This is a SQL Agent AI tool built on langchain that can use natural language through an LLM to query a database and return relevant F1 race and qualifying statistics.
This project was written in Google Collab to take advantage of the free GPU resources but had to be refactored to use Gemini Pro
F1 commentators keep coming up with fun F1 facts on the fly that are sometimes very specific. Most of the times they probably have a whole team on the side whose job is to provide these facts to the commentators but I wondered if I could write a tool that provided F1 data could answer similar questions for me.
By gathering publicly available (althought a bit out of date) F1 data from race and qualifying I am able to clean it up slightly and store this in a SQLite database.

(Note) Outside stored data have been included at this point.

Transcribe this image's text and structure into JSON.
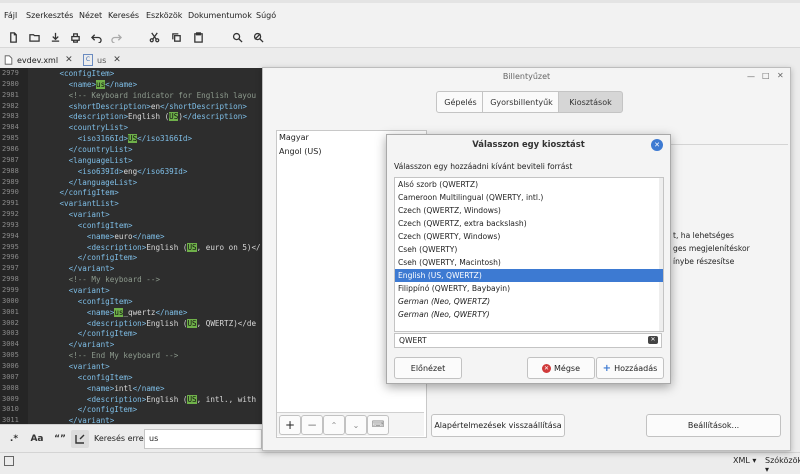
{
  "menubar": {
    "items": [
      "Fájl",
      "Szerkesztés",
      "Nézet",
      "Keresés",
      "Eszközök",
      "Dokumentumok",
      "Súgó"
    ]
  },
  "toolbar": {
    "icons": [
      "new-file-icon",
      "open-icon",
      "save-icon",
      "print-icon",
      "undo-icon",
      "redo-icon",
      "cut-icon",
      "copy-icon",
      "paste-icon",
      "search-icon",
      "replace-icon"
    ]
  },
  "tabs": [
    {
      "label": "evdev.xml",
      "active": true
    },
    {
      "label": "us",
      "active": false
    }
  ],
  "editor": {
    "lines": [
      {
        "n": "2979",
        "text": "      <configItem>"
      },
      {
        "n": "2980",
        "text": "        <name>us</name>"
      },
      {
        "n": "2981",
        "text": "        <!-- Keyboard indicator for English layou"
      },
      {
        "n": "2982",
        "text": "        <shortDescription>en</shortDescription>"
      },
      {
        "n": "2983",
        "text": "        <description>English (US)</description>"
      },
      {
        "n": "2984",
        "text": "        <countryList>"
      },
      {
        "n": "2985",
        "text": "          <iso3166Id>US</iso3166Id>"
      },
      {
        "n": "2986",
        "text": "        </countryList>"
      },
      {
        "n": "2987",
        "text": "        <languageList>"
      },
      {
        "n": "2988",
        "text": "          <iso639Id>eng</iso639Id>"
      },
      {
        "n": "2989",
        "text": "        </languageList>"
      },
      {
        "n": "2990",
        "text": "      </configItem>"
      },
      {
        "n": "2991",
        "text": "      <variantList>"
      },
      {
        "n": "2992",
        "text": "        <variant>"
      },
      {
        "n": "2993",
        "text": "          <configItem>"
      },
      {
        "n": "2994",
        "text": "            <name>euro</name>"
      },
      {
        "n": "2995",
        "text": "            <description>English (US, euro on 5)</"
      },
      {
        "n": "2996",
        "text": "          </configItem>"
      },
      {
        "n": "2997",
        "text": "        </variant>"
      },
      {
        "n": "2998",
        "text": "        <!-- My keyboard -->"
      },
      {
        "n": "2999",
        "text": "        <variant>"
      },
      {
        "n": "3000",
        "text": "          <configItem>"
      },
      {
        "n": "3001",
        "text": "            <name>us_qwertz</name>"
      },
      {
        "n": "3002",
        "text": "            <description>English (US, QWERTZ)</de"
      },
      {
        "n": "3003",
        "text": "          </configItem>"
      },
      {
        "n": "3004",
        "text": "        </variant>"
      },
      {
        "n": "3005",
        "text": "        <!-- End My keyboard -->"
      },
      {
        "n": "3006",
        "text": "        <variant>"
      },
      {
        "n": "3007",
        "text": "          <configItem>"
      },
      {
        "n": "3008",
        "text": "            <name>intl</name>"
      },
      {
        "n": "3009",
        "text": "            <description>English (US, intl., with"
      },
      {
        "n": "3010",
        "text": "          </configItem>"
      },
      {
        "n": "3011",
        "text": "        </variant>"
      },
      {
        "n": "3012",
        "text": "        <variant>"
      }
    ]
  },
  "findbar": {
    "label": "Keresés erre:",
    "value": "us",
    "regex_label": ".*",
    "case_label": "Aa",
    "quote_label": "“”"
  },
  "statusbar": {
    "syntax": "XML",
    "tabs": "Szóközök"
  },
  "keyboard_window": {
    "title": "Billentyűzet",
    "segments": [
      "Gépelés",
      "Gyorsbillentyűk",
      "Kiosztások"
    ],
    "active_segment": "Kiosztások",
    "layouts": [
      "Magyar",
      "Angol (US)"
    ],
    "right_text_1": "t, ha lehetséges",
    "right_text_2": "ges megjelenítéskor",
    "right_text_3": "ínybe részesítse",
    "reset_button": "Alapértelmezések visszaállítása",
    "settings_button": "Beállítások..."
  },
  "modal": {
    "title": "Válasszon egy kiosztást",
    "prompt": "Válasszon egy hozzáadni kívánt beviteli forrást",
    "items": [
      {
        "label": "Alsó szorb (QWERTZ)",
        "selected": false,
        "italic": false
      },
      {
        "label": "Cameroon Multilingual (QWERTY, intl.)",
        "selected": false,
        "italic": false
      },
      {
        "label": "Czech (QWERTZ, Windows)",
        "selected": false,
        "italic": false
      },
      {
        "label": "Czech (QWERTZ, extra backslash)",
        "selected": false,
        "italic": false
      },
      {
        "label": "Czech (QWERTY, Windows)",
        "selected": false,
        "italic": false
      },
      {
        "label": "Cseh (QWERTY)",
        "selected": false,
        "italic": false
      },
      {
        "label": "Cseh (QWERTY, Macintosh)",
        "selected": false,
        "italic": false
      },
      {
        "label": "English (US, QWERTZ)",
        "selected": true,
        "italic": false
      },
      {
        "label": "Filippínó (QWERTY, Baybayin)",
        "selected": false,
        "italic": false
      },
      {
        "label": "German (Neo, QWERTZ)",
        "selected": false,
        "italic": true
      },
      {
        "label": "German (Neo, QWERTY)",
        "selected": false,
        "italic": true
      }
    ],
    "search_value": "QWERT",
    "preview_button": "Előnézet",
    "cancel_button": "Mégse",
    "add_button": "Hozzáadás"
  },
  "colors": {
    "selection": "#3d7ad2",
    "editor_bg": "#2d2d2d",
    "match_highlight": "#6fb04a",
    "tag": "#7fbfe8"
  }
}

Implementing RAG (Retrieval Augmented Generation) to generate SQL queries from natural language input using Langchain and a LLM model I am able to ask questions in natural language like:
Which driver has won the most races?
and have the LLM convert it into a valid SQL query that can be executed on the database:
select driver, count(*) as race_wins from race where position = 1 group by driver order by race_wins desc limit 1;
Execute it and return the answer in plain text like:
Lewis Hamilton has won the most races.
The responses of the AI are grounded on the data stored in the SQLite table, so you can be sure that the responses are correct if your data is correct.